Tuesday, May 29, 2012

This is all so unreal. On the mark of my 20th birthday, all these posts from four, three years ago. I was so depressed, so anxiety ridden. Burdened by school and heartbreak and god how could i let all those fuckers treat me as poorly as they did? I would tell my teenage self that you'll figure out who you are, you'll learn how to dress and you'll be beautiful. You'll have new friends, but more importantly still have the incredible ones from PCS. Above all i'd tell myself that you'll go to college but drop out, but you'll do so much more because of it.

i'd say you'll learn how to have a good time without a man on your side, that you'll develop a habit that most would consider alcoholism,  but you're in denial about how bad it is. I would let myself know more boys were in line to date me and fuck me over time and time again until Warren, the most unexpected relationship. which really is ironically low maintenance and stress compared to all of this stuff i had been writing about. I would say snap out of it, being boy crazy makes you a victim.

But then again i wouldnt want to tell myself anything, because i never would have learned. I would say keep writing though. Because i see now that's something i'm actually good at (woah?). I would also let myself know that Jules is a drug addicted loser who still lives at home with no legitimate job or life goals. Your boobs will get bigger to the point of being awkwardly large for your body size, all your best friends will still continue achieving amazing things but you'll learn to be unbelievably proud of them instead of a bitter jealous betch. You'll learn to love and appreciate your parents in ways you don't yet know, your mom will turn into your best friend and you and your sister will develop a whole new relationship that's x10 healthier and awesome.
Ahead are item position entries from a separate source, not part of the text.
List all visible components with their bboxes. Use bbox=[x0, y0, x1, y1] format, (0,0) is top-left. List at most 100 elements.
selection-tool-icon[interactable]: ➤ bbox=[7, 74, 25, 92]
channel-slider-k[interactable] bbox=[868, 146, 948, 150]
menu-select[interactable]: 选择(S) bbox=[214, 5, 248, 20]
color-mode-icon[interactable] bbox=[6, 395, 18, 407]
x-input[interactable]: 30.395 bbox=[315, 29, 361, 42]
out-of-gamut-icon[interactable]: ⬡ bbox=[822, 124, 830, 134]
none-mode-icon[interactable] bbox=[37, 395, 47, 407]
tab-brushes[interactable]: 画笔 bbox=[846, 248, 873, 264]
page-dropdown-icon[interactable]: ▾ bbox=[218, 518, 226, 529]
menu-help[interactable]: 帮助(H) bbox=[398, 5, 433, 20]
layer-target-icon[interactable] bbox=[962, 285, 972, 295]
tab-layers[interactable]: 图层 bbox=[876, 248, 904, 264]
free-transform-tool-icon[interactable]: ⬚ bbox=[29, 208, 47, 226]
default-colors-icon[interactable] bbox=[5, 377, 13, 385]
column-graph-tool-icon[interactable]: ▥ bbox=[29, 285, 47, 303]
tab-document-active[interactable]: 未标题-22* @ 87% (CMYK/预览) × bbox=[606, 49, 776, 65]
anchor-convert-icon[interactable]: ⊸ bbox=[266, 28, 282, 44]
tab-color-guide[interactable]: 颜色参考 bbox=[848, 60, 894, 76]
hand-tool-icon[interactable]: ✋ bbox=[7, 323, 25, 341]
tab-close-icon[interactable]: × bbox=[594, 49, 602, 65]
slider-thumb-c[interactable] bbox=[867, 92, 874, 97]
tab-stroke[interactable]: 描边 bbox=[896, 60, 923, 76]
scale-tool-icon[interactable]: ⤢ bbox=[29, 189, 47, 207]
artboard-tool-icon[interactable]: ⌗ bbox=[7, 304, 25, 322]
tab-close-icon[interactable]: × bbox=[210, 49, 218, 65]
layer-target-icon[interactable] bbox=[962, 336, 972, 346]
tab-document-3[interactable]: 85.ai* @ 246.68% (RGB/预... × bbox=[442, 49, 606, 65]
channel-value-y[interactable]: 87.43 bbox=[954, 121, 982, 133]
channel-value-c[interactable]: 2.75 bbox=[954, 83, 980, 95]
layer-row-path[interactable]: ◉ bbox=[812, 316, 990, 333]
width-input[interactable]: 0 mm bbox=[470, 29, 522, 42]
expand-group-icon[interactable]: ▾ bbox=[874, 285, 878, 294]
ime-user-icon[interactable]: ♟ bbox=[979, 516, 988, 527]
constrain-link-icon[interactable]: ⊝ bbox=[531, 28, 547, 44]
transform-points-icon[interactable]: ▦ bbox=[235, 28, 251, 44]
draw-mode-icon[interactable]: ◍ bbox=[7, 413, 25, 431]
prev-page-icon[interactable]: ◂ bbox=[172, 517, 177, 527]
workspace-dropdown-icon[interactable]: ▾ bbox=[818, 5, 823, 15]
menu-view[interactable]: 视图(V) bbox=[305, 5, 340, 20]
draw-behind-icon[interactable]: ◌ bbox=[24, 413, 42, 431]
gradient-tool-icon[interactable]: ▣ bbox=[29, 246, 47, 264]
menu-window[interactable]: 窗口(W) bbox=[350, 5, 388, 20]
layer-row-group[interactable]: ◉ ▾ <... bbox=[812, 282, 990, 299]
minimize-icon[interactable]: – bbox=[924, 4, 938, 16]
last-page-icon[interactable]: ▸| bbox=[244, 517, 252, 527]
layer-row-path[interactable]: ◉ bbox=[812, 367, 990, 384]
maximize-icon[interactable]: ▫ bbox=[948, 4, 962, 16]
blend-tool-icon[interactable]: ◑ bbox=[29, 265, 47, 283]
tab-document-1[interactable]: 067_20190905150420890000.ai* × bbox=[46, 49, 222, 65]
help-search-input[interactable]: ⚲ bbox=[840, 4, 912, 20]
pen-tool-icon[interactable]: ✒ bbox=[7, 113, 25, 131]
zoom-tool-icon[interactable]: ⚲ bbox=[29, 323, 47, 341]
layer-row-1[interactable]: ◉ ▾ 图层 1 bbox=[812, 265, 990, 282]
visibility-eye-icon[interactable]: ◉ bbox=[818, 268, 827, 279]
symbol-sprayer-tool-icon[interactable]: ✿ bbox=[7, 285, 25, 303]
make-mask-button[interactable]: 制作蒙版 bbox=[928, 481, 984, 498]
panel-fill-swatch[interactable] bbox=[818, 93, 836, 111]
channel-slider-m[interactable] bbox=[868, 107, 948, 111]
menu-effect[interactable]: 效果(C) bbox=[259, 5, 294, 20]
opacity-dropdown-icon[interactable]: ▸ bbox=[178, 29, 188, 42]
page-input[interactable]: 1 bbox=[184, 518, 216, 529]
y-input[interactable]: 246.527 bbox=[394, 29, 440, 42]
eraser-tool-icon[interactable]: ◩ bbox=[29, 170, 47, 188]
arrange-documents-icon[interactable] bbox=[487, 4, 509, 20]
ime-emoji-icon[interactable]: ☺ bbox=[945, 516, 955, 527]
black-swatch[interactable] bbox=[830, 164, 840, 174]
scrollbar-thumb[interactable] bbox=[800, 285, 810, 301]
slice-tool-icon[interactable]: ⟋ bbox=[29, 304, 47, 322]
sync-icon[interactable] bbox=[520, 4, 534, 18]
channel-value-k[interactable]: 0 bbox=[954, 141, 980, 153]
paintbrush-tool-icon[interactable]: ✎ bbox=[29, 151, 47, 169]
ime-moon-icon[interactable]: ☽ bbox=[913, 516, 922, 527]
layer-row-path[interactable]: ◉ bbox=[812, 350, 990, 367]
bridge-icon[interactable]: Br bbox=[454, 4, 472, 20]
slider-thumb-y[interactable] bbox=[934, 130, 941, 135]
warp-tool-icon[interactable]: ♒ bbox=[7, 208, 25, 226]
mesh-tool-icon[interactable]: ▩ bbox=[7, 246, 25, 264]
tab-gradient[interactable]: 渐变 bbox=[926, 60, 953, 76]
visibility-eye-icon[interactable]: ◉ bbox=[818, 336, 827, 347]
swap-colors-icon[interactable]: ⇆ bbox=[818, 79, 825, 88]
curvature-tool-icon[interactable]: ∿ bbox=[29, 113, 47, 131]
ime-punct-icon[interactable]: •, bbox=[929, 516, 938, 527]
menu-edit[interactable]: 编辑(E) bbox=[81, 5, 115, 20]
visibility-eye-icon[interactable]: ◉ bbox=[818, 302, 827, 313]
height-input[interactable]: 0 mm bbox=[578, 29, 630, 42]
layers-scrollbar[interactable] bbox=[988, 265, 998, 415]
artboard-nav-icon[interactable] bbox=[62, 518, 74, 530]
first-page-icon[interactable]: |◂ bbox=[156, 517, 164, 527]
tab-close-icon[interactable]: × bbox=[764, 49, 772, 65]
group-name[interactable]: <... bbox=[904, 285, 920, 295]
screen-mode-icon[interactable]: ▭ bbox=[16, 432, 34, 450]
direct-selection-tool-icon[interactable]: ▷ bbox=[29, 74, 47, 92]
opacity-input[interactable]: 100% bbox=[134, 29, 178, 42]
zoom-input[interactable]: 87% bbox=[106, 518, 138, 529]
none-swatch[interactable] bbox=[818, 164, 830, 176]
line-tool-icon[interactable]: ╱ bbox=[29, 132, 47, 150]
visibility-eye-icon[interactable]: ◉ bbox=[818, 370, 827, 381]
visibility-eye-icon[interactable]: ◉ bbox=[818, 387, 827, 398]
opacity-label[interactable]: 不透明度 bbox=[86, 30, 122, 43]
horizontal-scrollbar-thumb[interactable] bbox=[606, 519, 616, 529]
but currently, for the time being...you're happy. You're proud, you're successful and for the most part you love your life and all the people who have in it, they make it go round and get out out of bed every morning. You're anxiety and stress levels will develop into spontaneous and severe panic attacks, but your depression is manageable and gets better. At twenty you are living in san francisco, you're returning to a new college in arizona in the fall, you can't wait. You'll be with your friends, you'll be with warren, and you'll continue being happy. Maybe even happier. Emma is your roommate and madeline is still the your best friend. the weeknd is the best thing since sliced bread and stop ripping out your god damned eye lashes.